President Donald Trump said in a tweet on Sunday: “The U.S. is working very closely with the Government of Thailand to help get all of the children out of the cave and to safety. Very brave and talented people!”
Authorities had said that incoming monsoon rains that could send water levels in the cave rising, coupled with falling oxygen levels in the enclosed space, added to the urgency of getting those trapped out. Earlier efforts to pump out water from the cave have been set back every time there has been a heavy downpour.
Narongsak said Saturday that experts told him water from new rain could shrink the unflooded space where the boys are sheltering to just 10 square meters (108 square feet).
“I confirm that we are at war with water and time from the first day up to today,” he said Saturday. “Finding the boys doesn’t mean we’ve finished our mission. It is only a small battle we’ve won, but the war has not ended. The war ends when we win all three battles — the battles to search, rescue and send them home.”
The boys sounded calm and reassuring in handwritten notes to their families that were made public Saturday. The notes were sent out with divers who made an 11-hour, back-and-forth journey to act as postmen.
One of the boys, identified as Tun, wrote: “Mom and Dad, please don’t worry, I am fine. I’ve told Yod to get ready to take me out for fried chicken. With love.”
“Don’t be worried, I miss everyone. Grandpa, Uncle, Mom, Dad and siblings, I love you all. I’m happy being here inside, the navy SEALS have taken good care. Love you all,” wrote Mick.
“Night loves Dad and Mom and brother, don’t worry about me. Night loves you all,” wrote Night, in the Thai manner of referring to one’s self in the third person.

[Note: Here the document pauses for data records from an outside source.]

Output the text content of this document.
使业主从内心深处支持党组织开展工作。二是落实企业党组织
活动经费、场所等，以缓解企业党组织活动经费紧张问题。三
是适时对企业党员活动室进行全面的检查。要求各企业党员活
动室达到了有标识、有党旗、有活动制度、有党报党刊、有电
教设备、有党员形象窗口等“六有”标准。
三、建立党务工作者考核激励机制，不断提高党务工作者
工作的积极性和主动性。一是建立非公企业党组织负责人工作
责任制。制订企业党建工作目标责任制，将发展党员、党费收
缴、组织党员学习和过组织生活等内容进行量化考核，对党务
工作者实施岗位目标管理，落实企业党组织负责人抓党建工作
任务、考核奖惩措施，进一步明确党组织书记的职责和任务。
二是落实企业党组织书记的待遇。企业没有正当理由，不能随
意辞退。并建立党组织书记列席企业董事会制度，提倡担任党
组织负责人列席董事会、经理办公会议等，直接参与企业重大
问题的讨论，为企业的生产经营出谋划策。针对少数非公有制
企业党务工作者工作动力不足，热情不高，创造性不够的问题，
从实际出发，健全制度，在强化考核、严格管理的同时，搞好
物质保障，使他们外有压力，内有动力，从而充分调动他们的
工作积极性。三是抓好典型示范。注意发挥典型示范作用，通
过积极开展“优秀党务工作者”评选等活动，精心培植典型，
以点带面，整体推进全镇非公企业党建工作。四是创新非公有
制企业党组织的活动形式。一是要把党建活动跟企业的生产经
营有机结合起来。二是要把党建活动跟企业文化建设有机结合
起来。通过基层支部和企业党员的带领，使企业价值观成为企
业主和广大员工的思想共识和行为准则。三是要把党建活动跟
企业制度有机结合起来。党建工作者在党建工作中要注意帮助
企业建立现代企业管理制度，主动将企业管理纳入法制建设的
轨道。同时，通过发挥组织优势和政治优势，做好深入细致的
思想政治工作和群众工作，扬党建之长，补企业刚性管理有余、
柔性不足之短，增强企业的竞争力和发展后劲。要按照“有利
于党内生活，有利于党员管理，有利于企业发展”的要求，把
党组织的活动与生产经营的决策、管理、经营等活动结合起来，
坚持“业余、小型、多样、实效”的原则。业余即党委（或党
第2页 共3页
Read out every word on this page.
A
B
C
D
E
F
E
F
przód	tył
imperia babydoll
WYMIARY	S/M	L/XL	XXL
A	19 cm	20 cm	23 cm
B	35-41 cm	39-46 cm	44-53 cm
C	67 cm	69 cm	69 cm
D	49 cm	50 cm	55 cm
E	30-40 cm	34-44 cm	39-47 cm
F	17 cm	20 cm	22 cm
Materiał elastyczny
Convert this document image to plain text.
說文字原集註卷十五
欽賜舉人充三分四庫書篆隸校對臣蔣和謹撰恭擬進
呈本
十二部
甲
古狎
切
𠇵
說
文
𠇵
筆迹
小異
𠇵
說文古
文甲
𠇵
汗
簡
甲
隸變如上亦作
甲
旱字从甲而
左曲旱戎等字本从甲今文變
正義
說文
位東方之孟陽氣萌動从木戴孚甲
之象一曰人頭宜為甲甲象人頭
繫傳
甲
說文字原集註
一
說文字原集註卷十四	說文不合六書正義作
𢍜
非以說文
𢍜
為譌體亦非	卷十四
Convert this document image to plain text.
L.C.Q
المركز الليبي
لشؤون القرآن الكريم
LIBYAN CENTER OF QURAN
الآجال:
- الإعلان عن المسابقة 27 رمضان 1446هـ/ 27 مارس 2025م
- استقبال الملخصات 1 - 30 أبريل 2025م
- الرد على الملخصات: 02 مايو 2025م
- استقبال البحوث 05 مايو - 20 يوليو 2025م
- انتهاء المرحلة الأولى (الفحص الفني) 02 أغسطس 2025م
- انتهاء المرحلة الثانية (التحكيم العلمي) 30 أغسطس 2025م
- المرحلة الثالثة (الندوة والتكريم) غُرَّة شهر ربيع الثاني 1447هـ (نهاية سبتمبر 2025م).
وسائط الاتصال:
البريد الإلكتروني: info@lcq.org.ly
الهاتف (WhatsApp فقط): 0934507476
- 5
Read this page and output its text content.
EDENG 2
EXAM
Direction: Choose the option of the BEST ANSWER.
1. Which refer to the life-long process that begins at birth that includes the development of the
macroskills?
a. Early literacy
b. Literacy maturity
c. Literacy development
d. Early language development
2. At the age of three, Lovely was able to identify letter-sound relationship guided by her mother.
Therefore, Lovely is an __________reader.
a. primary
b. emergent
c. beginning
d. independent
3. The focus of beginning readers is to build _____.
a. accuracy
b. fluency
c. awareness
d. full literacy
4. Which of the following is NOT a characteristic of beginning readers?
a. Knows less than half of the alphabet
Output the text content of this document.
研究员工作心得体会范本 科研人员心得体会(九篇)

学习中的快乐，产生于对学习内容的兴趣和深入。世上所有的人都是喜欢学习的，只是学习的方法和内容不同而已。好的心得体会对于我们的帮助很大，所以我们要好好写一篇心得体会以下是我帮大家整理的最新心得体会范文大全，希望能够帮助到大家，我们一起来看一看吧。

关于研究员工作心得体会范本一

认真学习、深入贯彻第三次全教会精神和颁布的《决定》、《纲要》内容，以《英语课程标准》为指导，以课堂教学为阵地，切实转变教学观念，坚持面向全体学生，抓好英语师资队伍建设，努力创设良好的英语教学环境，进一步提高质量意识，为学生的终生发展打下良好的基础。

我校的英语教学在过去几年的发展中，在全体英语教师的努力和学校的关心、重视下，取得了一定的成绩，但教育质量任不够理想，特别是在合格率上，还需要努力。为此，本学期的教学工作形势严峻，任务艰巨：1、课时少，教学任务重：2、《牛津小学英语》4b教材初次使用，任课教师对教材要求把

The most touching note came from one whose name was not clear: “I’m doing fine, but the air is a little cold, but don’t worry. Although, don’t forget to set up my birthday party.”
Another, of indistinct origin, asked their teacher not to give them a lot of homework.
In a letter of his own, the coach, Ekapol Chanthawong, apologized to the boys’ parents for the ordeal.
“To the parents of all the kids, right now the kids are all fine, the crew are taking good care. I promise I will care for the kids as best as possible. I want to say thanks for all the support and I want to apologize to the parents,” he wrote.
An update Saturday from the Thai navy said three navy SEALs were with the boys and their coach, one a doctor. The 13 were having health evaluations and rehabilitation, and were being taught diving skills. Food, electrolyte drinks, drinking water, medicine and oxygen canisters have been delivered to them. A major concern of the rescuers is that oxygen levels in their safe space could fall dangerously low.
Rescuers have been unable to extend a hose pumping oxygen all the way to where the boys are, but have brought them some oxygen tanks.